I leaned into Chloe’s presence, her steady Noise buffering Alexis’s sharper edges, but I didn’t block Alexis out. Her discomfort was part of this, part of her. Today was a beginning, the foundation of something unformed but real. I couldn’t see its shape yet, but I trusted them—trusted us—to make it worth building.

“We’ll figure out the details later,” I said, wrapping an arm around Chloe and pulling her close. Her Noise, threaded with worry, steadied at my touch, her body softening against mine. The ripples of her affection eased the tension knotting my shoulders. This new dynamic would shift things, no question, but the core of what Chloe and I had was unshakable and I’d guard it fiercely, even as we opened our lives to another.

“But—” Chloe began, her voice tight.

I cut in gently. “This isn’t a free pass to go back to how things were.” I turned to Alexis, her expression a knot of guilt, regret, and a flicker of something like envy. It stung to know I’d added to her pain, even unintentionally, but this was her choice, her desire. “We’re young. No need to lock anything down yet. Labels, rules—they’re secondary. What matters is we’re here, together, for each other.” My fingers brushed Chloe’s arm, a soft, grounding stroke. “The future’s waiting, but it’s not going anywhere.”

I met Alexis’s eyes, speaking to the anxiety still trembling in her Noise. “Right now, you’re enough. You’re welcome here, exactly as you are—today, tomorrow, always. We don’t need you to be anything else.” I shifted to include Chloe, my voice firm. “Okay?”

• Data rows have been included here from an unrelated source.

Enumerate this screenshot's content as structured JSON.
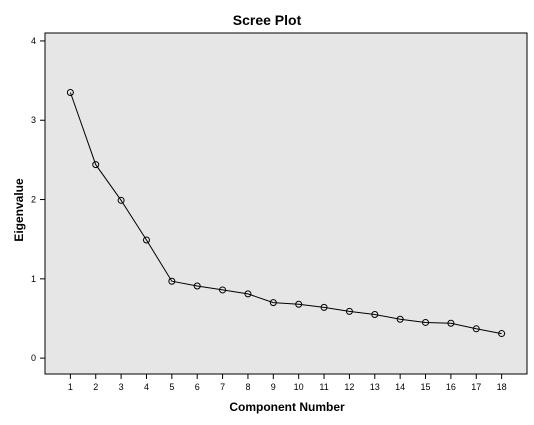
{
  "chart_data": {
    "type": "line",
    "title": "Scree Plot",
    "xlabel": "Component Number",
    "ylabel": "Eigenvalue",
    "x": [
      1,
      2,
      3,
      4,
      5,
      6,
      7,
      8,
      9,
      10,
      11,
      12,
      13,
      14,
      15,
      16,
      17,
      18
    ],
    "x_tick_labels": [
      "1",
      "2",
      "3",
      "4",
      "5",
      "6",
      "7",
      "8",
      "9",
      "10",
      "11",
      "12",
      "13",
      "14",
      "15",
      "16",
      "17",
      "18"
    ],
    "y_tick_labels": [
      "0",
      "1",
      "2",
      "3",
      "4"
    ],
    "y_ticks": [
      0,
      1,
      2,
      3,
      4
    ],
    "ylim": [
      -0.2,
      4.1
    ],
    "xlim": [
      0,
      19
    ],
    "grid": false,
    "series": [
      {
        "values": [
          3.35,
          2.44,
          1.99,
          1.49,
          0.97,
          0.91,
          0.86,
          0.81,
          0.7,
          0.68,
          0.64,
          0.59,
          0.55,
          0.49,
          0.45,
          0.44,
          0.37,
          0.31
        ]
      }
    ],
    "colors": {
      "plot_background": "#e6e6e6",
      "line": "#000000",
      "marker_stroke": "#000000"
    }
  }
}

The unspoken plea hung between us: no panic, no forcing things. This was where we stood. I wouldn’t push Alexis back into old habits, nor let Chloe spiral into doubt. “Let’s give this a chance. The only labels that matter now are friendship and love. Everything else—sex, boundaries—will come naturally if we talk. No rules, no ‘you can’t do this’. Just honesty.” That last part was for Alexis, echoing our earlier talks. If she could hold to that, the rest might fall into place. A faint spark of acceptance flickered in her Noise, fragile but real. It was enough.

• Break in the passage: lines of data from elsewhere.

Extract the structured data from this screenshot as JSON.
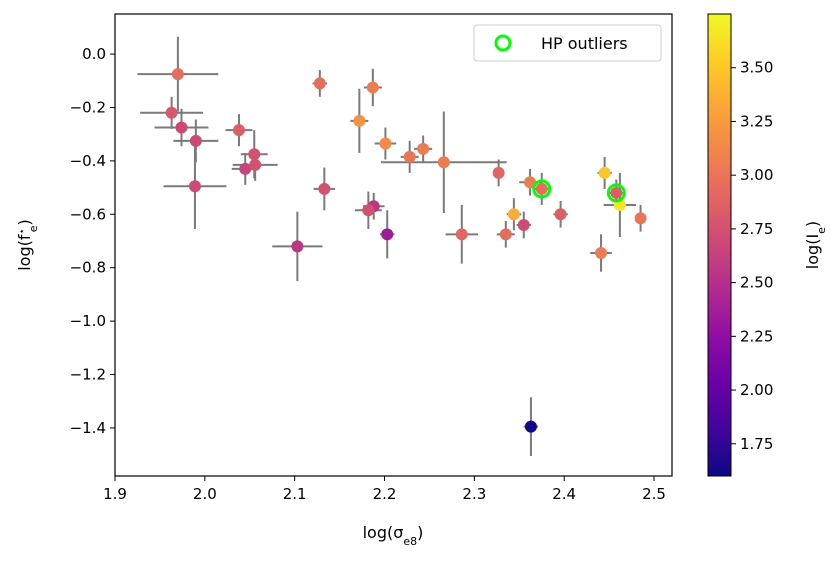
{
  "chart_data": {
    "type": "scatter",
    "title": "",
    "xlabel": "log(σ",
    "xlabel_sub": "e8",
    "xlabel_close": ")",
    "ylabel": "log(f",
    "ylabel_sup": "⋆",
    "ylabel_sub": "e",
    "ylabel_close": ")",
    "xlim": [
      1.9,
      2.52
    ],
    "ylim": [
      -1.58,
      0.15
    ],
    "xticks": [
      1.9,
      2.0,
      2.1,
      2.2,
      2.3,
      2.4,
      2.5
    ],
    "xtick_labels": [
      "1.9",
      "2.0",
      "2.1",
      "2.2",
      "2.3",
      "2.4",
      "2.5"
    ],
    "yticks": [
      0.0,
      -0.2,
      -0.4,
      -0.6,
      -0.8,
      -1.0,
      -1.2,
      -1.4
    ],
    "ytick_labels": [
      "0.0",
      "−0.2",
      "−0.4",
      "−0.6",
      "−0.8",
      "−1.0",
      "−1.2",
      "−1.4"
    ],
    "colorbar": {
      "label": "log(I",
      "label_sub": "e",
      "label_close": ")",
      "cmap": "plasma",
      "range": [
        1.6,
        3.75
      ],
      "ticks": [
        1.75,
        2.0,
        2.25,
        2.5,
        2.75,
        3.0,
        3.25,
        3.5
      ],
      "tick_labels": [
        "1.75",
        "2.00",
        "2.25",
        "2.50",
        "2.75",
        "3.00",
        "3.25",
        "3.50"
      ]
    },
    "legend": {
      "position": "top-right",
      "label": "HP outliers",
      "marker_color": "#00ff00"
    },
    "errorbar_color": "#7a7a7a",
    "points": [
      {
        "x": 1.97,
        "y": -0.075,
        "xerr": 0.045,
        "yerr": 0.14,
        "c": 2.95
      },
      {
        "x": 1.963,
        "y": -0.22,
        "xerr": 0.035,
        "yerr": 0.06,
        "c": 2.8
      },
      {
        "x": 1.974,
        "y": -0.275,
        "xerr": 0.03,
        "yerr": 0.07,
        "c": 2.7
      },
      {
        "x": 1.99,
        "y": -0.325,
        "xerr": 0.025,
        "yerr": 0.08,
        "c": 2.7
      },
      {
        "x": 1.989,
        "y": -0.495,
        "xerr": 0.035,
        "yerr": 0.16,
        "c": 2.7
      },
      {
        "x": 2.038,
        "y": -0.285,
        "xerr": 0.015,
        "yerr": 0.06,
        "c": 2.85
      },
      {
        "x": 2.055,
        "y": -0.375,
        "xerr": 0.015,
        "yerr": 0.09,
        "c": 2.75
      },
      {
        "x": 2.045,
        "y": -0.43,
        "xerr": 0.015,
        "yerr": 0.06,
        "c": 2.65
      },
      {
        "x": 2.056,
        "y": -0.415,
        "xerr": 0.025,
        "yerr": 0.06,
        "c": 2.75
      },
      {
        "x": 2.103,
        "y": -0.72,
        "xerr": 0.028,
        "yerr": 0.13,
        "c": 2.55
      },
      {
        "x": 2.128,
        "y": -0.11,
        "xerr": 0.008,
        "yerr": 0.05,
        "c": 2.95
      },
      {
        "x": 2.133,
        "y": -0.505,
        "xerr": 0.012,
        "yerr": 0.08,
        "c": 2.75
      },
      {
        "x": 2.172,
        "y": -0.25,
        "xerr": 0.01,
        "yerr": 0.12,
        "c": 3.2
      },
      {
        "x": 2.187,
        "y": -0.125,
        "xerr": 0.01,
        "yerr": 0.07,
        "c": 3.05
      },
      {
        "x": 2.201,
        "y": -0.335,
        "xerr": 0.012,
        "yerr": 0.06,
        "c": 3.15
      },
      {
        "x": 2.228,
        "y": -0.385,
        "xerr": 0.01,
        "yerr": 0.06,
        "c": 3.0
      },
      {
        "x": 2.243,
        "y": -0.355,
        "xerr": 0.01,
        "yerr": 0.05,
        "c": 3.05
      },
      {
        "x": 2.266,
        "y": -0.405,
        "xerr": 0.07,
        "yerr": 0.19,
        "c": 3.05
      },
      {
        "x": 2.188,
        "y": -0.57,
        "xerr": 0.012,
        "yerr": 0.05,
        "c": 2.55
      },
      {
        "x": 2.182,
        "y": -0.585,
        "xerr": 0.015,
        "yerr": 0.07,
        "c": 2.75
      },
      {
        "x": 2.203,
        "y": -0.675,
        "xerr": 0.008,
        "yerr": 0.09,
        "c": 2.35
      },
      {
        "x": 2.286,
        "y": -0.675,
        "xerr": 0.018,
        "yerr": 0.11,
        "c": 2.9
      },
      {
        "x": 2.327,
        "y": -0.445,
        "xerr": 0.006,
        "yerr": 0.05,
        "c": 2.9
      },
      {
        "x": 2.335,
        "y": -0.675,
        "xerr": 0.01,
        "yerr": 0.05,
        "c": 2.95
      },
      {
        "x": 2.344,
        "y": -0.6,
        "xerr": 0.008,
        "yerr": 0.06,
        "c": 3.35
      },
      {
        "x": 2.355,
        "y": -0.64,
        "xerr": 0.008,
        "yerr": 0.05,
        "c": 2.7
      },
      {
        "x": 2.362,
        "y": -0.48,
        "xerr": 0.012,
        "yerr": 0.05,
        "c": 3.05
      },
      {
        "x": 2.375,
        "y": -0.505,
        "xerr": 0.01,
        "yerr": 0.06,
        "c": 2.95,
        "outlier": true
      },
      {
        "x": 2.396,
        "y": -0.6,
        "xerr": 0.008,
        "yerr": 0.05,
        "c": 2.85
      },
      {
        "x": 2.441,
        "y": -0.745,
        "xerr": 0.012,
        "yerr": 0.07,
        "c": 3.05
      },
      {
        "x": 2.445,
        "y": -0.445,
        "xerr": 0.008,
        "yerr": 0.06,
        "c": 3.5
      },
      {
        "x": 2.462,
        "y": -0.565,
        "xerr": 0.018,
        "yerr": 0.12,
        "c": 3.65
      },
      {
        "x": 2.458,
        "y": -0.52,
        "xerr": 0.01,
        "yerr": 0.05,
        "c": 2.85,
        "outlier": true
      },
      {
        "x": 2.485,
        "y": -0.615,
        "xerr": 0.006,
        "yerr": 0.05,
        "c": 3.0
      },
      {
        "x": 2.363,
        "y": -1.395,
        "xerr": 0.008,
        "yerr": 0.11,
        "c": 1.62
      }
    ]
  }
}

“I’m in,” I said, my voice steady. “I want this to work—for all of us. But Alexis, I need to know you’re open to what Chloe and I have. Not today, but someday. Are you?”

She didn’t answer right away. Her Noise swirled, a storm of doubt and effort, but beneath it, I felt her grappling with the question, not just appeasing me.

“Yes,” she said finally, the word solid, a ripple of resolve smoothing her Noise. “I can’t promise I’ll get there, but I want to try.” As if to seal it, she scooted closer, tugging my arm around her until she mirrored Chloe’s place against me. A faint discomfort lingered. I couldn’t tell if it was from the lingering emotional weight of the conversation, or the physical closeness.

To lighten the mood, we picked a comedy, Chloe and Alexis choosing one with their usual banter. Their Noise gradually shed its weight, blooming into shared laughter, a warmth that wrapped around us like a blanket. I sat between them, their presence a new kind of normal that stirred something in me. I wanted this—not just for Chloe or Alexis, but for moments like this. Chloe’s Noise was the steady hearth it always was, but Alexis’, freed from its earlier burden, began to weave with it, a tentative harmony. For the first time, I wasn’t just observing their joy, I was part of it, their combined Noise a soothing rhythm for a mind that rarely found stillness.

The movie played on, but I closed my eyes, letting their warmth anchor me. Alexis’s Noise still had rough edges, but its interplay with Chloe’s hinted at a future I could almost touch. Content, at peace with the shifting tides of our lives, I let myself drift, lulled by the promise of what we might become.